L'Afghanistan proclame les résultats de législatives entachées de fraudes

Après un mois de retard sur le calendrier initialement prévu, la Commission électorale indépendante a finalement proclamé les résultats du scrutin législatif du 18 septembre. Un quart des suffrages annulés, invalidation de 24 candidats arrivés en tête, les résultats d’une province suspendus, quelques 6 000 plaintes déposées... En l’absence de critères politiques dans la désignation des représentants de la nouvelle « Wolesi Jirga », seules la personnalité des élus et leur appartenance ethnique peuvent donner des indications sur les tendances. Mais le président continuera de concentrer l’essentiel des pouvoirs.

Le chef de la Commission électorale indépendante reconnaît que le processus a été difficile. Mais, « malgré toutes les embûches, la nation afghane a réussi », a déclaré Fazil Ahmad Manawi, certainement soulagé d’arriver au bout de l’épreuve. Faute de partis politiques, la nouvelle assemblée reste dominée par « les barbes blanches », chefs de guerre et notables, essentiellement, représentants de groupes ethniques et régionaux, qui ont fait campagne sur leur seule capacité personnelle à fédérer un électorat.

Cette Wolesi Jirga, comme la précédente, sera donc vraisemblablement plutôt une addition de personnalités que le lieu d’affrontement de tendance politique. Et il est encore impossible à ce stade d’en évaluer la proximité, ou l’éloignement, avec la politique du président Hamid Karzaï.

Sur un total de 249 sièges, 238 membres de la Wolesi Jirga sont désormais élus. Les 11 sièges restant à pourvoir sont ceux des députés de la province de Ghazni, au sud-ouest de Kaboul, où la publication des résultats est suspendue, officiellement pour des « problèmes techniques », annonce la Commission électorale indépendante.

Résultats aberrants

Un nouveau scrutin législatif pourrait même être organisé dans cette province où les résultats paraissent aberrants au vu de sa composition ethnique. En effet, les 11 élus sont des Hazaras, alors que la province plongée au cœur du conflit avec les talibans est à majorité pashtoune.

Les Pashtounes estiment qu’en raison de la situation, du danger et des risques de représailles, ils n’ont pas pu exprimer leur vote de façon satisfaisante, contrairement aux Hazaras moins exposés. Et dans le contexte afghan, ce décalage entre le résultat et la sociologie provinciale est un argument qui plaiderait en faveur d’une redistribution des cartes.

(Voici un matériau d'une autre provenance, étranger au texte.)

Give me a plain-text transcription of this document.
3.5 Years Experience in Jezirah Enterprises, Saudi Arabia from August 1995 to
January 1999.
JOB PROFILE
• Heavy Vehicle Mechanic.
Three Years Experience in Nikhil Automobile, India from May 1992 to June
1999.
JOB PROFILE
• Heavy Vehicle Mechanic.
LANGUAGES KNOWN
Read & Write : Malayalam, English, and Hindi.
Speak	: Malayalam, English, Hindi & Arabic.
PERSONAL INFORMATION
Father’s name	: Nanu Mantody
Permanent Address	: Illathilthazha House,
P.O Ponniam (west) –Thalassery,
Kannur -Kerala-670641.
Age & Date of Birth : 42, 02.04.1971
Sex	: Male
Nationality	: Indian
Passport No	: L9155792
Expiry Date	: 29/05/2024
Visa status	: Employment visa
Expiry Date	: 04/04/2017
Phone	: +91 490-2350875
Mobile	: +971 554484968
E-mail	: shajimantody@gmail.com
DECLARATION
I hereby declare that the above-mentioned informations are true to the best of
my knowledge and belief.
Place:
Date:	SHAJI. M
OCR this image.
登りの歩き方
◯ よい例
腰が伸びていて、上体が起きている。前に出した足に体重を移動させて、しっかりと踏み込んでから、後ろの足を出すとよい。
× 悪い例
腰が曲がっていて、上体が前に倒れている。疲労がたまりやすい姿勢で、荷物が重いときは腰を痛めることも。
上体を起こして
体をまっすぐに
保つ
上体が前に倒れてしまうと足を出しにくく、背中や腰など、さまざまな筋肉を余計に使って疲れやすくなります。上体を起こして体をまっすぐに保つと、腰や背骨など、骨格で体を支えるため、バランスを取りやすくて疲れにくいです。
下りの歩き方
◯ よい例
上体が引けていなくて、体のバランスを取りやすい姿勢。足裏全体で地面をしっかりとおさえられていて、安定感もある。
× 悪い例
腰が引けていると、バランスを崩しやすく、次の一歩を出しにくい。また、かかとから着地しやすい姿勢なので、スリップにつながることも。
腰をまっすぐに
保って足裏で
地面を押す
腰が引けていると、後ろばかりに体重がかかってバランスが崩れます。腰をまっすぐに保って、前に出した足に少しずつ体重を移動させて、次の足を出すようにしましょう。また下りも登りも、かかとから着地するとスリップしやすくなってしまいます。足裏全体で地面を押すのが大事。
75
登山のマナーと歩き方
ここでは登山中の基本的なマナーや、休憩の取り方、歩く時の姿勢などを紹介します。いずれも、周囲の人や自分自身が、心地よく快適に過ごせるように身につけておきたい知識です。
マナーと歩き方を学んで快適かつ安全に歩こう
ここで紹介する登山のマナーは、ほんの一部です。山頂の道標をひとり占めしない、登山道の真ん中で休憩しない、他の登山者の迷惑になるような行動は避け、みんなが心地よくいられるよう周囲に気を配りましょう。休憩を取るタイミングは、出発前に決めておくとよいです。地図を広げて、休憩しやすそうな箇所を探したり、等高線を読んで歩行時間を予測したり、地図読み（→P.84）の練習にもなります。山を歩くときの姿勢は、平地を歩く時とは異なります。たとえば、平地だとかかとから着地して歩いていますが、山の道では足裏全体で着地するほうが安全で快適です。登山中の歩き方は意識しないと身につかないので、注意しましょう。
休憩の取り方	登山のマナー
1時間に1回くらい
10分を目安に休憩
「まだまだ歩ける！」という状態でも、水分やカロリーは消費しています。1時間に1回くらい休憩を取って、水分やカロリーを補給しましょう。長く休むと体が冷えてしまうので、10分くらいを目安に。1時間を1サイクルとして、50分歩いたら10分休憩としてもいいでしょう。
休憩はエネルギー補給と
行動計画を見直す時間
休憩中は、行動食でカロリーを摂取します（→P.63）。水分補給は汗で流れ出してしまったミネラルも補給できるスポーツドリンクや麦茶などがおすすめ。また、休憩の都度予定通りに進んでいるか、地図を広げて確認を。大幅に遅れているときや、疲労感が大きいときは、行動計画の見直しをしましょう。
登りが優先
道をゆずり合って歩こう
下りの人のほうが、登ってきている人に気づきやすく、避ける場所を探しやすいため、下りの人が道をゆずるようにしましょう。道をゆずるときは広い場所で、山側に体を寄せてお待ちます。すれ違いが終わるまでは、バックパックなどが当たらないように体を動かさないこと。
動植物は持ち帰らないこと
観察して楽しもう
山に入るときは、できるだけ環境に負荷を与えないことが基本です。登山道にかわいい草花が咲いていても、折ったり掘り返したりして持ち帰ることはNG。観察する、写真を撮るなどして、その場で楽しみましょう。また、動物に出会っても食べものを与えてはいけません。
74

Abdullah Abdullah en embuscade

En tout état de cause, selon les premières observations, les Pashtounes, ethnie majoritaire en Afghanistan, seraient moins présents dans la nouvelle assemblée. Deux explications sont avancées : à la fois l’usure du pouvoir qui affecte le président (pashtoune) Karzaï, réélu en 2009 à l’issue d’un scrutin très contesté, en raison de fraudes massives, et de la très faible participation globale (40%) et notamment dans les régions où cette communauté est massivement implantée (le sud et l’est), là où l’insurrection est particulièrement active et efficace.

D’autre part le candidat malheureux à l’élection présidentielle de l’année dernière, Abdullah Abdullah, qui demeure le principal opposant à Karzaï, a revendiqué la victoire de 90 de ses partisans. Si cette annonce se confirme, il dispose d’un groupe parlementaire qui représente plus du tiers du Parlement et il promet de s’en servir pour exercer « des pressions » sur le gouvernement et obtenir « des changements positifs ».

Des comptes à rendre auprès des opinions publiques

Il aura donc fallu plus de deux mois à la Commission électorale indépendante pour dépouiller le scrutin législatif du 18 septembre et proclamer des résultats incomplets et toujours vivement contestés. Il était temps : après le sommet de l’OTAN le week-end dernier à Lisbonne, Washington s’apprête à préciser début décembre ses intentions, sa stratégie et son calendrier sur le dossier. Les Américains sont particulièrement sensibles au respect des usages démocratiques. Ils peuvent s’accommoder des imperfections liées aux conditions particulières d’un pays en guerre, mais ils restent néanmoins soucieux des formes.

Les retards accumulés dans la proclamation des résultats, les soupçons et dénonciations de fraudes massives et la campagne de manifestations qui a accompagné l’attente de la publication des résultats sont de nature à semer le doute auprès des alliés les plus solides de l’administration afghane. Ces derniers ont des comptes à rendre auprès d’opinions publiques promptes à manifester leur impatience de voir rentrer leurs soldats au pays. A cet égard, le chef de la Commission n’a pas manqué de souligner que ce processus avait été un « grand succès » pour « le gouvernement afghan » et ses « amis de la communauté internationale ».

Mercredi 24 novembre au soir, la police anti-émeutes était déployée à Kaboul et les rues autour du palais présidentiel étaient bloquées.